Announcing Staying Strategic

Today, I’m launching a workout program called Staying Strategic. It’s the spiritual successor to the Strategy / Culture Bicycle, and it’s the latest in my exploration of what good strategy is and how to develop it.
Staying Strategic is my counterpoint to the dusty plan in the corner. Many organizations spend a lot of time and money developing strategy, but can’t remember what it is or where to find it. Some groups do the extreme opposite, arguing that planning is pointless because “everything’s going to change anyway.”
Strategy has been professionalized to the point of futility. It’s not that it’s not helpful to hire someone to help, it’s that most leaders don’t know what kind of help they need. They don’t know what good strategy is or why it’s useful, which is embarrassing, because they’re “supposed” to know. So they accept help without questioning it, even when it seems like the emperor has no clothes .
This is lunacy. And it’s unnecessary. At the end of the day, being strategic means remembering where we’re trying to go and why. Good strategy tells a clear and compelling story and acts as a compass. It helps guide us, especially in times of uncertainty and chaos.
Developing good strategy requires us to step back, pause, and reflect. This alone is hard. There are many forces in our daily lives that are trying to prevent us from taking that time. Spending tens of thousands of dollars is one way to create that time, but there are cheaper, more effective ways.
Having a good strategy is only marginally useful. The real goal is to act strategically. We are all capable of acting strategically. It doesn’t require special knowledge or an MBA. Acting this way is a muscle, and muscles take practice and repetitions to strengthen.
Acting strategically also isn’t just for our professional lives. It’s something we’re ideally doing in all aspects of our lives. I’ve found that Staying Strategic is particularly useful for individuals going through some sort of life or work transition.
Staying Strategic is a cost-effective way for leaders to plan and strengthen their muscles. At minimum, it gives you structured time to do your own thinking and planning with a trainer (me) and in community with other participants.
Staying Strategic is a workout. It consists of seven sessions over four weeks. In each session, I lead you through exercises that help you strengthen your muscles for asking useful questions, organizing your thinking, playing with scenarios, prioritizing, and experimenting.
Staying Strategic gives you agency. As with any workouts, the more reps you do, the stronger you get. Repetition and iteration help you adapt to changing circumstances and prevents you from coming up with rigid, quickly irrelevant plans.
Staying Strategic is tested. I’ve led over 40 individuals and organizations through the workouts, refining the program along the way.
Staying Strategic is accessible. I share all of my workouts freely and without copyright, so anyone can do them on their own. Leaders are welcome to incorporate them into their organizations, and consultants are welcome to incorporate them into their practices. Or, you can join my Collaboration Gym and do these workouts with me. A year’s membership comes out to $50/month, and I’m offering 50 percent off if you enroll before the end of the year.

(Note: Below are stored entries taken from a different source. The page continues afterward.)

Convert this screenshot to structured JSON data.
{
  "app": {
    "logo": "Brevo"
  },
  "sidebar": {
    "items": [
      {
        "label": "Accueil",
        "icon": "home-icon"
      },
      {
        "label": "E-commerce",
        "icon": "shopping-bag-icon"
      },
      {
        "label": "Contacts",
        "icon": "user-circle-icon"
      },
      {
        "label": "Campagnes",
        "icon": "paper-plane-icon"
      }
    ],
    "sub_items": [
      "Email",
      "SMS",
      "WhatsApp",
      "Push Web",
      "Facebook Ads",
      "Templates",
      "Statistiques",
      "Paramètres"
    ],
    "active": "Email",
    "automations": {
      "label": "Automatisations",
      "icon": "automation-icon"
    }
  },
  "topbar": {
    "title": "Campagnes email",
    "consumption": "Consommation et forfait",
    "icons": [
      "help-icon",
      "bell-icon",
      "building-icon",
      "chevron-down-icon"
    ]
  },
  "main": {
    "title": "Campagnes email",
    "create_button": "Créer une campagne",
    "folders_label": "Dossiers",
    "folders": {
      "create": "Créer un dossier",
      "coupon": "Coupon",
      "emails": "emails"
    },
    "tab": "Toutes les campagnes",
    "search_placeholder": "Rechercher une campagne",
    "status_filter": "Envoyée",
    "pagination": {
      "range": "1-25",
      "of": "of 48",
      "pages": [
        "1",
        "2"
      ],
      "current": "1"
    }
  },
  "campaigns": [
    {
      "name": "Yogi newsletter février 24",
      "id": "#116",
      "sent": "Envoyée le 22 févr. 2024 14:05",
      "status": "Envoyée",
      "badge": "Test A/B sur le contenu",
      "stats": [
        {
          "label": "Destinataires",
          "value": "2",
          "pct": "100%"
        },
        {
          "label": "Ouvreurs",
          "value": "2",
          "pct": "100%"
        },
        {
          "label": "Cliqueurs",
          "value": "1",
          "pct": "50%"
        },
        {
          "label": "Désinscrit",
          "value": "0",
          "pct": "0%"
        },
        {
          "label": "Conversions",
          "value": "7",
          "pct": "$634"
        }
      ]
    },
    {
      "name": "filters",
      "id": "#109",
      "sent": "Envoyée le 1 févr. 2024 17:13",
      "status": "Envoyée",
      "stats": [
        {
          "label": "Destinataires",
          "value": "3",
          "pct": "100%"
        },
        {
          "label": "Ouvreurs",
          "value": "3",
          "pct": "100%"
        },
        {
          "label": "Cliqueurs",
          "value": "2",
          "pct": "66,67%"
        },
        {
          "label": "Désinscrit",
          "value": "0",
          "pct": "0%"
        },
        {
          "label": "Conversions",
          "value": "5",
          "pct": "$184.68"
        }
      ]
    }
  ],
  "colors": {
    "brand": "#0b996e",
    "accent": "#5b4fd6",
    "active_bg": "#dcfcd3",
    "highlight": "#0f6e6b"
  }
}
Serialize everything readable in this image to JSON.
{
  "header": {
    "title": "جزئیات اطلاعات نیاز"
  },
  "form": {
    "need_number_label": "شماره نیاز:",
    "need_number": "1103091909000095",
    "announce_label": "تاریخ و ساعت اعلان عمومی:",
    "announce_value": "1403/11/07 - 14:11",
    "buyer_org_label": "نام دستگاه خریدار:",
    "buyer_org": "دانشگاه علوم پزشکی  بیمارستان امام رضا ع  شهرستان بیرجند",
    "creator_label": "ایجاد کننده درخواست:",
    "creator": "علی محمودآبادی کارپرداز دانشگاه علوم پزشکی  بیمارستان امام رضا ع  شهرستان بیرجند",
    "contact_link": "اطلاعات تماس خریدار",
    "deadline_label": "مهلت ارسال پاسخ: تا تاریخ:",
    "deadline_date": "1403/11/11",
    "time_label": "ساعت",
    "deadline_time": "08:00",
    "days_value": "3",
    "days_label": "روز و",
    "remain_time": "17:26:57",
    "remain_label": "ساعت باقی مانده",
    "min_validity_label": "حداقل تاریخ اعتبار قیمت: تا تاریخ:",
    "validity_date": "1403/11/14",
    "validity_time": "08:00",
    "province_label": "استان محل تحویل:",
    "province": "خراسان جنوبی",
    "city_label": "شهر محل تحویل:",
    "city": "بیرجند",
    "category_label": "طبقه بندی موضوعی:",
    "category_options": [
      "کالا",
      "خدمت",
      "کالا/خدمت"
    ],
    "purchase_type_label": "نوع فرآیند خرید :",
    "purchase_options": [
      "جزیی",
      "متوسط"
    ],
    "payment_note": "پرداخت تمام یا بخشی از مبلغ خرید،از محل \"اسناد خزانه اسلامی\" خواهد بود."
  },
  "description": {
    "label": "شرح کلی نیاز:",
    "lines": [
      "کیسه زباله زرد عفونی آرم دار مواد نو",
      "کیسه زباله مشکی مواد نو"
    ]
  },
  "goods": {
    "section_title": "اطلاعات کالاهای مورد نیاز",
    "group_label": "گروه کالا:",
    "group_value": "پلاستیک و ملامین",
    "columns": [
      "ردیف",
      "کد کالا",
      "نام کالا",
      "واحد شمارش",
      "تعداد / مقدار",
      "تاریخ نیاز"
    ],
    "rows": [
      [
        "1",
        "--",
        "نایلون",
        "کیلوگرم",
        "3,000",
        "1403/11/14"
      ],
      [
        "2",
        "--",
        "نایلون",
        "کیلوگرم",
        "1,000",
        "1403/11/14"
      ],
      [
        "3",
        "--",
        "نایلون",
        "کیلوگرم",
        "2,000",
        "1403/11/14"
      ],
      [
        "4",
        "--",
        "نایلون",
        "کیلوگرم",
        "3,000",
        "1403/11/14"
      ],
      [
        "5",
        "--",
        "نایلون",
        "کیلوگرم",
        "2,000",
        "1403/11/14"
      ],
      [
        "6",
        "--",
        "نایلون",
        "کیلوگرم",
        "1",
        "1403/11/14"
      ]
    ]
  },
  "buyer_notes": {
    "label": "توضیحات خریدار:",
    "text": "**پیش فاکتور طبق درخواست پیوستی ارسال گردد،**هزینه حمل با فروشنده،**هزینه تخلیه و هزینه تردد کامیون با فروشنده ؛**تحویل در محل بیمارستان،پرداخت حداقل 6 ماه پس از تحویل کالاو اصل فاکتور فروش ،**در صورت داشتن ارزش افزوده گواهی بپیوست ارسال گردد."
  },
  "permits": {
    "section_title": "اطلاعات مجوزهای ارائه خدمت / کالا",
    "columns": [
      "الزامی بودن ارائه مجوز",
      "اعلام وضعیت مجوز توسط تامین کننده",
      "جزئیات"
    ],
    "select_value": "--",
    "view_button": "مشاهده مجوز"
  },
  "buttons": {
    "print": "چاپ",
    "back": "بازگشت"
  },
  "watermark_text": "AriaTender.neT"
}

So glad this is officially launching. I hear more and more people talking about the skills and capacities we need to be successful at work as “muscles” that need to be strengthened. However I don’t see a corresponding shift in how we invest in change initiatives, collaborative work spaces, or professional development. Understanding we need to practice and strengthen muscles in theory, vs. actually knowing how to do that, is a HUGE gap. REALLY excited to have a place to point folks to really do the work and build muscles, not just learn about more theories.
Thank you so much, Rebecca! It’s frustrating to me that more people don’t have the same observation that you make here. At minimum, I hope that this program encourages other folks in our field to copy the approach (which I just copied from all the other places where we already take a practice-oriented approach, like physical gyms, music, etc.).